I have two arrays: A
with N_A
random integers and B
with N_B
random integers between 0
and (N_A - 1)
. I use the numbers in B
as indices into A
in the following loop:
for(i = 0; i < N_B; i++) {
sum += A[B[i]];
}
Experimenting on an Intel i7-3770, N_A
= 256 million, N_B
= 64 million, this loop takes only .62 seconds, which corresponds to a memory access latency of about 9 nanoseconds.
As this latency is too small, I was wondering if the hardware prefetcher is playing a role. Can someone offer an explanation?
The CPU charges ahead in the instruction stream and will juggle multiple outstanding loads at once. The stream looks like this:
load b[0]
load a[b[0]]
add
loop code
load b[1]
load a[b[1]]
add
loop code
load b[1]
load a[b[1]]
add
loop code
...
The iterations are only serialized by the loop code, which runs quickly. All loads can run concurrently. Concurrency is just limited by how many loads the CPU can handle.

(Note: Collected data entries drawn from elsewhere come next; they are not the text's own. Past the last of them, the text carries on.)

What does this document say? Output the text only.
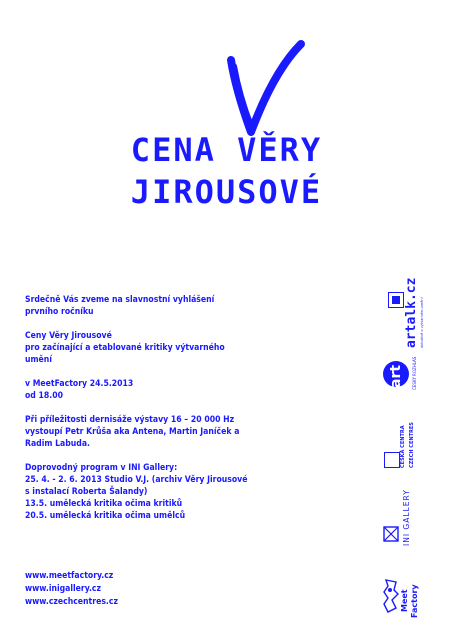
CENA VĚRY
JIROUSOVÉ
Srdečně Vás zveme na slavnostní vyhlášení
prvního ročníku
Ceny Věry Jirousové
pro začínající a etablované kritiky výtvarného
umění
v MeetFactory 24.5.2013
od 18.00
Při příležitosti dernisáže výstavy 16 – 20 000 Hz
vystoupí Petr Krůša aka Antena, Martin Janíček a
Radim Labuda.
Doprovodný program v INI Gallery:
25. 4. - 2. 6. 2013 Studio V.J. (archiv Věry Jirousové
s instalací Roberta Šalandy)
13.5. umělecká kritika očima kritiků
20.5. umělecká kritika očima umělců
www.meetfactory.cz
www.inigallery.cz
www.czechcentres.cz
artalk.cz aktuálně o výtvarném umění
art ČESKÝ ROZHLAS
ČESKÁ CENTRA CZECH CENTRES
INI GALLERY
Meet Factory
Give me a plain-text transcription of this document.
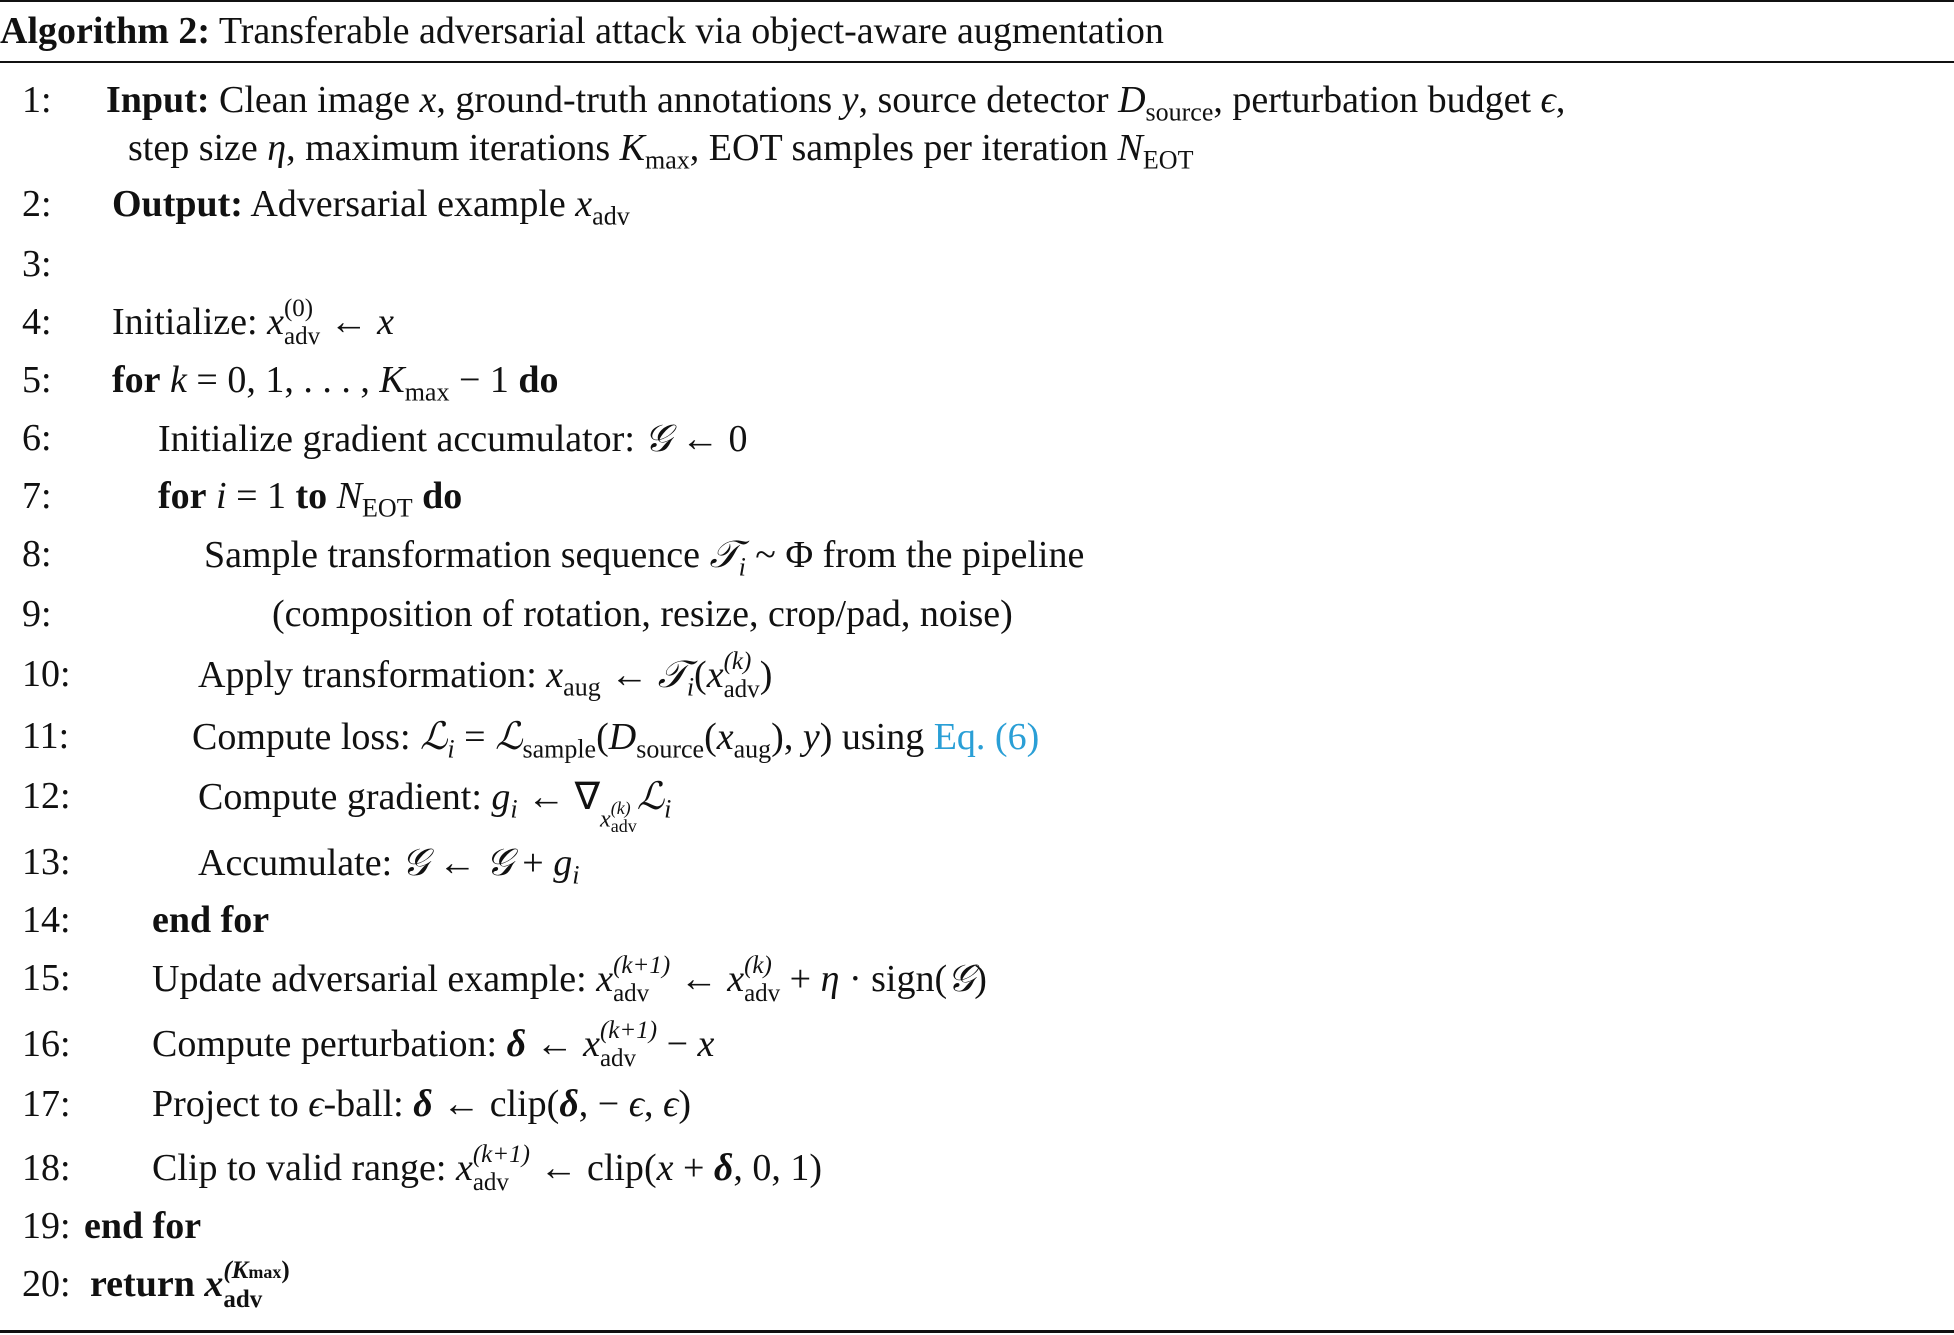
Algorithm 2: Transferable adversarial attack via object-aware augmentation
1: Input: Clean image x, ground-truth annotations y, source detector $D_{source}$, perturbation budget ϵ,
step size η, maximum iterations $K_{max}$, EOT samples per iteration $N_{EOT}$
2: Output: Adversarial example $x_{adv}$
3:
4: Initialize: x (0)
adv ← x
5: for k = 0, 1, . . . , $K_{max} - 1$ do
6:	Initialize gradient accumulator: 𝒢 ← 0
7:	for i = 1 to $N_{EOT}$ do
8:	Sample transformation sequence 𝒯$_i$ ~ Φ from the pipeline
9:	(composition of rotation, resize, crop/pad, noise)
10:	Apply transformation: $x_{aug}$ ← 𝒯$_i$(x (k)
adv )
11:	Compute loss: ℒ$_i$ = $ℒ_{sample}(D_{source}(x_{aug})$, y) using Eq. (6)
12:	Compute gradient: $g_i$ ← ∇x (k)
adv
ℒ$_i$
13:	Accumulate: 𝒢 ← 𝒢 + $g_i$
14: end for
15: Update adversarial example: x (k+1)
adv ← x (k)
adv + η · sign(𝒢)
16: Compute perturbation: δ ← x (k+1)
adv − x
17: Project to ϵ-ball: δ ← clip(δ, − ϵ, ϵ)
18: Clip to valid range: x (k+1)
adv ← clip(x + δ, 0, 1)
19: end for
20: return x (Kmax)
adv
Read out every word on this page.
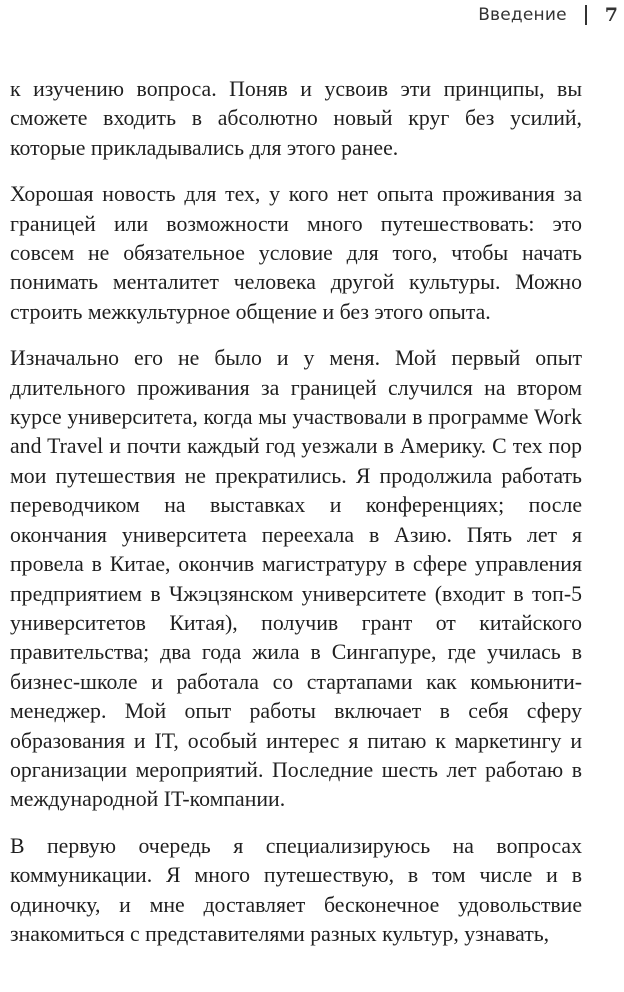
Введение 7

к изучению вопроса. Поняв и усвоив эти принципы, вы сможете входить в абсолютно новый круг без усилий, которые прикладывались для этого ранее.

Хорошая новость для тех, у кого нет опыта проживания за границей или возможности много путешествовать: это совсем не обязательное условие для того, чтобы начать понимать менталитет человека другой культуры. Можно строить межкультурное общение и без этого опыта.

Изначально его не было и у меня. Мой первый опыт длительного проживания за границей случился на втором курсе университета, когда мы участвовали в программе Work and Travel и почти каждый год уезжали в Америку. С тех пор мои путешествия не прекратились. Я продолжила работать переводчиком на выставках и конференциях; после окончания университета переехала в Азию. Пять лет я провела в Китае, окончив магистратуру в сфере управления предприятием в Чжэцзянском университете (входит в топ-5 университетов Китая), получив грант от китайского правительства; два года жила в Сингапуре, где училась в бизнес-школе и работала со стартапами как комьюнити-менеджер. Мой опыт работы включает в себя сферу образования и IT, особый интерес я питаю к маркетингу и организации мероприятий. Последние шесть лет работаю в международной IT-компании.

В первую очередь я специализируюсь на вопросах коммуникации. Я много путешествую, в том числе и в одиночку, и мне доставляет бесконечное удовольствие знакомиться с представителями разных культур, узнавать,
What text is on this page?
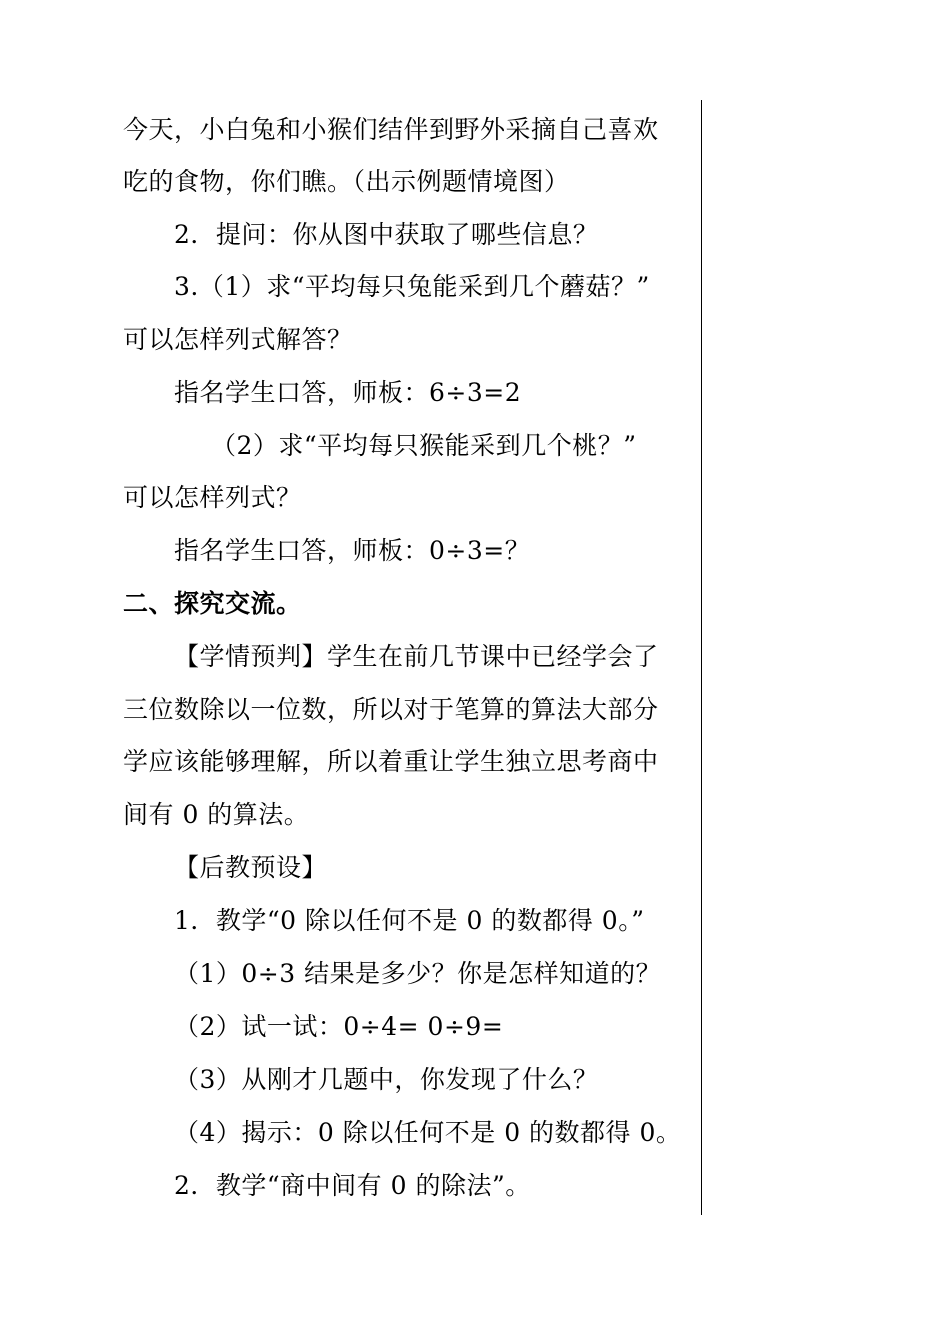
今天，小白兔和小猴们结伴到野外采摘自己喜欢
吃的食物，你们瞧。（出示例题情境图）
2．提问：你从图中获取了哪些信息？
3.（1）求“平均每只兔能采到几个蘑菇？”
可以怎样列式解答？
指名学生口答，师板：6÷3=2
（2）求“平均每只猴能采到几个桃？”
可以怎样列式？
指名学生口答，师板：0÷3=？
二、探究交流。
【学情预判】学生在前几节课中已经学会了
三位数除以一位数，所以对于笔算的算法大部分
学应该能够理解，所以着重让学生独立思考商中
间有 0 的算法。
【后教预设】
1．教学“0 除以任何不是 0 的数都得 0。”
（1）0÷3 结果是多少？你是怎样知道的？
（2）试一试：0÷4= 0÷9=
（3）从刚才几题中，你发现了什么？
（4）揭示：0 除以任何不是 0 的数都得 0。
2．教学“商中间有 0 的除法”。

I suspect you wanted to benchmark random, unpredictable, serialized memory loads. This is actually pretty hard on a modern CPU. Try to introduce an unbreakable dependency chain:
int lastLoad = 0;
for(i = 0; i < N_B; i++) {
var load = A[B[i] + (lastLoad & 1)]; //be sure to make A one element bigger
sum += load;
lastLoad = load;
}
This requires the last load to be executed until the address of the next load can be computed.